L'impegno decennale di Casale ha dato i suoi risultati a livello mondiale. Si può applicare anche in altri contesti dove si manifesta il conflitto profitto-salute, lavoro-inquinamento ambientale, lavoro-produzioni nocive (ad esempio le armi) ? Viene in mente subito l'ILVA di Taranto. Viene in mente un discorso complessivo del ruolo che il sindacato può avere nel determinare cosa produrre e come produrlo. Esercitare la democrazia, esercitare i diritti. Alla fine il punto torna lì. Possono cambiare i mezzi, ma il sistema di valori dietro rimane lo stesso della battaglio dell'amianto. Produrre un avanzamento in queste materie richiede coraggio e perseveranza decennali, non siamo più abituati a battaglie di così lungo corso. E' significativo che sia stata una piccola Camera del Lavoro, con pochi mezzi ma persone determinate ed incorruttibili, a condurre questa battaglia. Capaci di mettere in pratica quello slogan "Pensare globalmente, agire localmente", con un lavoro quotidiano e continuo dagli anni '70 ad oggi. Capaci ad agire come CGIL, non come categorie, su un problema che nasceva nel contesto delle malattie professionali fino a divenire un tema di carattere generale. Riprendere a lavorare su questi temi, in CGIL nazionale e sui territori è fondamentale se vogliamo produrre un avanzamento. Le istituzioni, la magistratura poi ci verranno dietro. Per questo occorrono risorse e la capacità di vedere in vertenze piccole e grandi non solo un problema occupazionale da risolvere, ma un'opportunità per ridare speranza, un ambiente ed un lavoro migliore per le comunità che sono coinvolte.
Conclusioni
Quello che rimane dal punto di vista umano dopo un'esperienza, se pur breve, come quella di Casale non si può comunicare.
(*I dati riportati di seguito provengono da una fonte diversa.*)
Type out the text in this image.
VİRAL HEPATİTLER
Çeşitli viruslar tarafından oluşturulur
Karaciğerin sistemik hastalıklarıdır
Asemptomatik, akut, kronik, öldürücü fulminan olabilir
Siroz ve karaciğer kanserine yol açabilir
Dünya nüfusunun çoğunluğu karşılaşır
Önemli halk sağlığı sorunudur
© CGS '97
Quello che rimane come insegnamento e pratica ho provato a scriverlo in questa breve relazione. Posso solo aggiungere che occorre ringraziare la FIOM Nazionale per aver pensato e realizzato questo progetto. Ringraziare la FIOM di Alessandria per l'accoglienza e Bruno Pesce e Nicola Pondrano per tutto quello che hanno fatto e continuano a fare.
L'iniziativa economica privata è libera. Non può svolgersi in contrasto con l'utilità sociale o in modo da recare danno alla sicurezza, alla libertà, alla dignità umana. La legge determina i programmi e i controlli opportuni perché l'attività economica pubblica e privata possa essere indirizzata e coordinata a fini sociali.